Une étude sur la santé et le vieillissement a été entreprise en 1994 dans la région du SLSJ. Elle a notamment permis de définir un groupe témoin composé d’individus âgés de plus de 70 ans au moment de l’étude et ne souffrant d’aucune atteinte cognitive selon une évaluation neuro-psychologique (Gauthier et al., 2000). Nous avons choisi nos témoins dans ce groupe en les appariant aux cas selon le sexe et l’année de naissance, à l’intérieur d’un intervalle de 5 ans. En utilisant ces critères, nous avons pu sélectionner 218 témoins. Les caractéristiques des cas et des témoins concernant le sexe, le lieu et l’année de naissance, les fréquences alléliques au locus de l’APOE et, pour les cas, l’âge à l’apparition de la maladie et au décès, apparaissent au tableau 1. Les cas d’âge d’apparition précoce et d’âge d’apparition tardif sont décrits séparément. Les fréquences des trois allèles du gène APOE présentent des différences significatives chez les cas et chez les témoins (χ2 = 51,5; d. l. 2; p < 0,00001). Comme on s’y attendait, la fréquence de l’allèle ε4 est plus élevée chez les cas (0,40) que chez les témoins (0,10); elle l’est à la fois chez les cas d’âge d’apparition précoce et chez les cas d’âge d’apparition tardif (0,42 et 0,40 respectivement).
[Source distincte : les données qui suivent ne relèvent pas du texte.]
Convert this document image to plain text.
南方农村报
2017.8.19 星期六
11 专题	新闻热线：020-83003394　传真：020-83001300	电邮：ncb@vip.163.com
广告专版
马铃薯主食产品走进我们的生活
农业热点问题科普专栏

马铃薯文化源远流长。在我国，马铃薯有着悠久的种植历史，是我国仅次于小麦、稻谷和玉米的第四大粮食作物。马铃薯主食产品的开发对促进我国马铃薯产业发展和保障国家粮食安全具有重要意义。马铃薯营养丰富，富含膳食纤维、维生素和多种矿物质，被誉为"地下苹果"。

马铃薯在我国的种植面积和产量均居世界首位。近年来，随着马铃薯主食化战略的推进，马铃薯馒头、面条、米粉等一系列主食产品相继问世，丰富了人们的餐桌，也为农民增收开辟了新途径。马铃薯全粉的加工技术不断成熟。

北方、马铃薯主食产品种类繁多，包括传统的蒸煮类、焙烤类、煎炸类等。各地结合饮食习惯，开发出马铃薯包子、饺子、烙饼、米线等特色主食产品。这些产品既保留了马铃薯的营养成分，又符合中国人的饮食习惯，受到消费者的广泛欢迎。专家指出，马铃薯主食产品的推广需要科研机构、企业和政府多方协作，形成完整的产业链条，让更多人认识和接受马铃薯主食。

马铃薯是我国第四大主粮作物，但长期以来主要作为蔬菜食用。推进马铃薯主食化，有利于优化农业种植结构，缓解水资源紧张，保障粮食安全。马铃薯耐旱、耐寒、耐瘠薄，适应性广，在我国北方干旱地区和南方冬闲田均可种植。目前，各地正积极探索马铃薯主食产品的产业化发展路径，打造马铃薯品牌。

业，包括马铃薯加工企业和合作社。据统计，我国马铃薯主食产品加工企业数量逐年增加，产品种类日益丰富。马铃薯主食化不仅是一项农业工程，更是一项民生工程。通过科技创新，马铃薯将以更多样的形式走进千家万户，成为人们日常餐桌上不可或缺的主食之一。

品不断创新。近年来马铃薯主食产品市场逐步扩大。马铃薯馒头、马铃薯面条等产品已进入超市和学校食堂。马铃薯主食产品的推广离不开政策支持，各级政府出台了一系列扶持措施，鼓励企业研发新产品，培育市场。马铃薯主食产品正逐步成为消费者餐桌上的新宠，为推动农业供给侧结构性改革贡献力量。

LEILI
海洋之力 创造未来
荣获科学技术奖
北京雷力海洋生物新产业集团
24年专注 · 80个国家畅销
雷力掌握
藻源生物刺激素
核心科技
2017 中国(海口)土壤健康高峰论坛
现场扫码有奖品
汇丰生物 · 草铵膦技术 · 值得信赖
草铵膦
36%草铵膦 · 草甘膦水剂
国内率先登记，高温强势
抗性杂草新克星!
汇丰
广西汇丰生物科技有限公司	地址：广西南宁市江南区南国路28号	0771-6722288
Les fréquences ont été calculées d’après les génotypes de 190 cas et de 90 témoins.

Tableau 1

Description de l’échantillon

Description de l’échantillon
a.

Moyenne ± écart type (étendue)

b.

Les allèles correspondent aux différentes variantes d’un gène.

c.

*** : pas d’âge aux premiers symptômes et au décès.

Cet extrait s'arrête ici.